Sampai suatu titik, aku sadar jalan yang kulalui ternyata tak berujung. Kupikir, ketika dulu memutuskan untuk berhenti dan menemukan jalan baru, adalah cara untuk melepaskan semua beban di kepala dan dada. Di jalan itu aku menemukanmu.
“Kamu yang kucari selama ini” adalah panggilanku untukmu: orang-orang yang barangkali adalah penampung tulang rusukku yang hilang. Tepat satu setengah tahun lalu, aku memutuskan untuk memulai perjalanan pencarian pertama kali dan tak terasa sampailah aku di sini.
Di titik ini, aku beristirahat sejenak. Rerumputan hijau terhampar luas di sekelilingku. Angin menampar lembut wajahku. Udara segar mulai memeluk tubuhku. Rasa lelah terusir tanpa permisi. Pertanyaan mulai hadir di benakku:

Benarkah jalan ini yang harus kulalui? Benarkah di suatu titik di depan sana, aku akan menemukanmu?
Aku lelah melahirkan kata-kata yang takpernah sampai kepadamu. Aku lelah saat orang-orang menilaiku beragam cara hanya karena aku terus berusaha mencarimu. Kupikir, kamu adalah bagian dari masa lalu. Tujuh tahun aku menunggu untuk seseorang di seberang pulau, dua tahun aku menunggu seseorang lain di kelas yang sama denganku. Tapi ternyata, mereka bukan kamu.

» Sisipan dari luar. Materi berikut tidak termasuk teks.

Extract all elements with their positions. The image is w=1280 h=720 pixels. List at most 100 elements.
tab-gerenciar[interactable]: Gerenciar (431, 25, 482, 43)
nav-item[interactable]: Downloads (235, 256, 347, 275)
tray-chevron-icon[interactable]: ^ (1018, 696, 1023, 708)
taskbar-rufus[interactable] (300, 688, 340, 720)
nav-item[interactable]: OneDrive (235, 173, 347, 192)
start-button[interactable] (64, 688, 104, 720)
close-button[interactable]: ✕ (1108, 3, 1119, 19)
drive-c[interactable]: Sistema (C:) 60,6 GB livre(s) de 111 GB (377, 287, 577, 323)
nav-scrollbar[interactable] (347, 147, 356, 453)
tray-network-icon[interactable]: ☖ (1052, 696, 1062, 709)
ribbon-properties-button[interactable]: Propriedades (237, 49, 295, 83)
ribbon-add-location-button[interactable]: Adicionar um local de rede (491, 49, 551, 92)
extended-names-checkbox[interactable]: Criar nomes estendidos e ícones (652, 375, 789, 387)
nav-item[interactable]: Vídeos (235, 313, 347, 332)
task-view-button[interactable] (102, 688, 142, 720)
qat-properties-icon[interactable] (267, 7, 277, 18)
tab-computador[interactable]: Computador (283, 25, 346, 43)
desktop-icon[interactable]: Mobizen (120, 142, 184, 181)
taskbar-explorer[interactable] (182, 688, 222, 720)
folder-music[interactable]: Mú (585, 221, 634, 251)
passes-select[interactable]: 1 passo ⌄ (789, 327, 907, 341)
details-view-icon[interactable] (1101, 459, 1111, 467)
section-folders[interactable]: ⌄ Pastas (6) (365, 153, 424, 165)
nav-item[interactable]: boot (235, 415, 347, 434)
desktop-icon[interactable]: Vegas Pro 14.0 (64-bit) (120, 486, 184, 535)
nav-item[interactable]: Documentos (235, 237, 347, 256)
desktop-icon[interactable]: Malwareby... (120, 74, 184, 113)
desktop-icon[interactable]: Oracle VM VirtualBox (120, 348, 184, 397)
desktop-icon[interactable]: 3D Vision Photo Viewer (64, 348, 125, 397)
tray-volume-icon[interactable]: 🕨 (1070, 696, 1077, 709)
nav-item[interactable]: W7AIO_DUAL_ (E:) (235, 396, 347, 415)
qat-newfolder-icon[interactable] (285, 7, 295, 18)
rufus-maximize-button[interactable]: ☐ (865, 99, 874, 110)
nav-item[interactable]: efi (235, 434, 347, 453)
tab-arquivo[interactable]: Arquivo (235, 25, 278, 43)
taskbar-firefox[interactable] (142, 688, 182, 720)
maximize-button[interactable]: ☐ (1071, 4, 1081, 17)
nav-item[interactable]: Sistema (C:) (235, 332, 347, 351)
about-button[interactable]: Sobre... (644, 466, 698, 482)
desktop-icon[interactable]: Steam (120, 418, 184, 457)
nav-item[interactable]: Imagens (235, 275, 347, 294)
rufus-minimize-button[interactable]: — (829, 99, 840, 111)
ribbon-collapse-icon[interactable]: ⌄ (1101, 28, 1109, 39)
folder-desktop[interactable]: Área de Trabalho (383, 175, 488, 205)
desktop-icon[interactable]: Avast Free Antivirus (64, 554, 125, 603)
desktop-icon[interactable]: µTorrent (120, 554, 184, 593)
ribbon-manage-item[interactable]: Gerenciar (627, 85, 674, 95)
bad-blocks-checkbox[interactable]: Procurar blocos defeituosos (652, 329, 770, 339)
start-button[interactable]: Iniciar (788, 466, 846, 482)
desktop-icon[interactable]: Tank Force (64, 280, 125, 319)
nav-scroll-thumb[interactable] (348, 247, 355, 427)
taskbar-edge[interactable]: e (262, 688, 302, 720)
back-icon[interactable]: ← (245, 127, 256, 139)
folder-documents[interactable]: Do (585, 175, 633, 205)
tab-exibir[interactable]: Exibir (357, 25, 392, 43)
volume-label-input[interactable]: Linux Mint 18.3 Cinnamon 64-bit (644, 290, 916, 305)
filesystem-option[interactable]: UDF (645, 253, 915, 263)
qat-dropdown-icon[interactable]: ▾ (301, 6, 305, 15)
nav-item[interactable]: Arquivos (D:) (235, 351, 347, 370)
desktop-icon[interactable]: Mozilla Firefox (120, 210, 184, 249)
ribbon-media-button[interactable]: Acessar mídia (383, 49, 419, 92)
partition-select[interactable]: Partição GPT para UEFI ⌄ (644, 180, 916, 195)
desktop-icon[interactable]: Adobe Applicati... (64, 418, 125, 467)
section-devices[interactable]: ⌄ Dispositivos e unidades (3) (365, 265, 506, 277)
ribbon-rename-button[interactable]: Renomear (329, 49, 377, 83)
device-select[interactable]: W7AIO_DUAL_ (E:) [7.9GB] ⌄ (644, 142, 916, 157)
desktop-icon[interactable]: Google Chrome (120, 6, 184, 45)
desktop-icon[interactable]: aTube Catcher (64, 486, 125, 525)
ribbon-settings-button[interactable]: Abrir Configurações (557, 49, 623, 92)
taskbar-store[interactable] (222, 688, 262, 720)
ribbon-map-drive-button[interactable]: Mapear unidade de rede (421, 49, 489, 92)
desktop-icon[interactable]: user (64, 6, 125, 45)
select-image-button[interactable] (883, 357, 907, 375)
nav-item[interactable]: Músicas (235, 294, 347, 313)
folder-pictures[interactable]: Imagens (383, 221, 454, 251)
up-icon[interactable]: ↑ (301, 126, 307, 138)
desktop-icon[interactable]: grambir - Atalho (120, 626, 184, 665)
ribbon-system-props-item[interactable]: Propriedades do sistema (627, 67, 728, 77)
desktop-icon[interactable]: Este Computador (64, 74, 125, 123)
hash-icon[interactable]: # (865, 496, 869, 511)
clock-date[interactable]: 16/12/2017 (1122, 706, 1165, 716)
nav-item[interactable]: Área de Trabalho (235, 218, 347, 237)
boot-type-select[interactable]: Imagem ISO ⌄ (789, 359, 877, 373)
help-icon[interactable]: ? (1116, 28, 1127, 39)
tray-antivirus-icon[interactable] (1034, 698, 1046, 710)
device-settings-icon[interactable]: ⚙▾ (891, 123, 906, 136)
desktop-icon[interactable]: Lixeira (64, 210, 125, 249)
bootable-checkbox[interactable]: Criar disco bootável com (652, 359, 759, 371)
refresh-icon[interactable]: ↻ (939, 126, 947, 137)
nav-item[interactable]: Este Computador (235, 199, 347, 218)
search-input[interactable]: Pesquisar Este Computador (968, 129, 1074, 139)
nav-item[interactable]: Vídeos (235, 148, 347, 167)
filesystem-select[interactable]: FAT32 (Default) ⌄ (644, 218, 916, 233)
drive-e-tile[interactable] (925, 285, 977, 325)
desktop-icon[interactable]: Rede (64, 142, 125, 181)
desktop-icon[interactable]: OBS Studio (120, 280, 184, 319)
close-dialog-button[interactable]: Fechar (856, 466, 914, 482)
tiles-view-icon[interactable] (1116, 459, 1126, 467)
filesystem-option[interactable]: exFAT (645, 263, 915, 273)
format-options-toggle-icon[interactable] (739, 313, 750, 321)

Sampai detik ini, aku terus percaya bahwa jalan ini tidak salah. Percaya bahwa aku bisa bertahan. Dan benar, aku terus mencoba dengan segenap sesak yang deras di dalam dada. Dengan air mata yang tenang di dalam segara rasa. Demi menemukanmu, aku rela dipandang sebelah mata. Ditertawai dari belakang, dan dihujani oleh hal-hal yang diharapkan bisa membunuh semangatku untuk menemukanmu.
Sampai suatu titik, aku kembali bangkit dari rehat sejenak dan memutuskan untuk memulai kembali perjalanan. Sampai suatu titik aku dipaksa berhenti dan memilih tak peduli.
Sampai suatu tiitk nanti, aku akan menemukanmu.